Com a chegada das férias de verão os protetores solares começam a tomar conta das prateleiras de supermercado, perfumarias e farmácias para atender a procura pelo produto. Que não é pouca! Aparentemente isso mostra uma grande preocupação por parte das pessoas em relação à saúde da pele. Porém, não é bem isso que estamos vendo em clínicas especializadas.

Hoje o câncer de pele melanoma, variedade mais agressivo dos tumores que acontecem no tecido é um dos três tipos de câncer mais comuns em todo mundo. Isso mostra que estamos longe da consciência do uso do protetor solar, principalmente no dia a dia.

O uso do protetor solar deve se tornar um hábito, igual ao de escovar os dentes ou arrumar o cabelo durante o dia. Sempre leve com você uma versão que caiba em sua bolsa, porta-luvas do carro ou até mesmo em seu bolso. É importante que em sua rotina, principalmente se ficar de alguma forma exposta à radiação solar, o uso do protetor. Uma outra dica é que o protetor não dura um dia inteiro, dependendo da marca os fatores de proteção acabam em apenas 2 horas.

Existem vários tipos de protetores solares no mercado. Com cheiro, neutro, azul, vermelho, pequeno, grande, fator 50, fator 20, longa ou curta duração. Mas antes de incorporar o produto em sua rotina, consulte um especialista no assunto.

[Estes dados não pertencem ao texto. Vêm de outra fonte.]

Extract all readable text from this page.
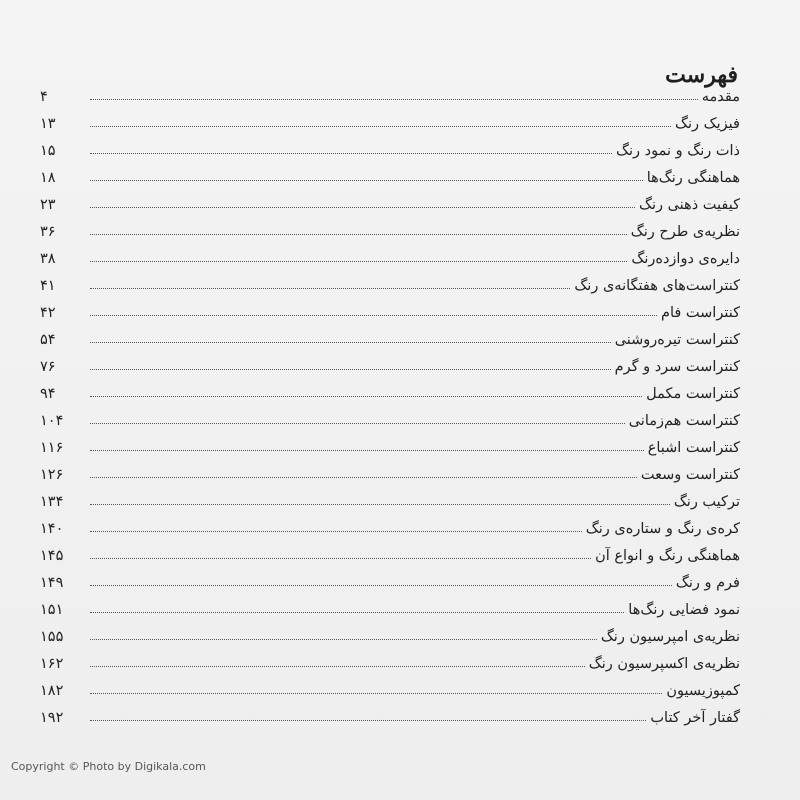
فهرست
مقدمه
۴
فیزیک رنگ
۱۳
ذات رنگ و نمود رنگ
۱۵
هماهنگی رنگ‌ها
۱۸
کیفیت ذهنی رنگ
۲۳
نظریه‌ی طرح رنگ
۳۶
دایره‌ی دوازده‌رنگ
۳۸
کنتراست‌های هفتگانه‌ی رنگ
۴۱
کنتراست فام
۴۲
کنتراست تیره‌روشنی
۵۴
کنتراست سرد و گرم
۷۶
کنتراست مکمل
۹۴
کنتراست هم‌زمانی
۱۰۴
کنتراست اشباع
۱۱۶
کنتراست وسعت
۱۲۶
ترکیب رنگ
۱۳۴
کره‌ی رنگ و ستاره‌ی رنگ
۱۴۰
هماهنگی رنگ و انواع آن
۱۴۵
فرم و رنگ
۱۴۹
نمود فضایی رنگ‌ها
۱۵۱
نظریه‌ی امپرسیون رنگ
۱۵۵
نظریه‌ی اکسپرسیون رنگ
۱۶۲
کمپوزیسیون
۱۸۲
گفتار آخر کتاب
۱۹۲
Copyright © Photo by Digikala.com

Passar um protetor caro em sua pele, nem sempre é a melhor solução. Muitas ocorrências de lesões e até mesmo de câncer são com pessoas que usavam de forma regular o protetor solar. Acontece que cada tipo de pele pede um tipo protetor. Essa é uma situação muito comum.” Afirma o Dr. Ricardo Valgas Rodrigues, Dermatologia do Centro Médico Andrade – Ceman.

É de senso comum no Brasil, que o uso dos protetores solares devem ser utilizados apenas em dias muito quentes nos períodos que vai das 10h às 16h, pois somente neste período os raios solares são mais perigosos. Essa é uma cultura que deve ser mudada, porque na verdade este período é rico em raios UVB, que causam vermelhidão e as queimaduras solares, mas não são esses os mais perigosos. Os raios UVA estão presentes em qualquer tipo de luz solar, inclusive no inverno. Por isso, muitas vezes quando você vai pegar aquele solzinho inocente no inverno para ver se aquece um pouco o ânimo, pode estar correndo mais risco do que no clube nas férias.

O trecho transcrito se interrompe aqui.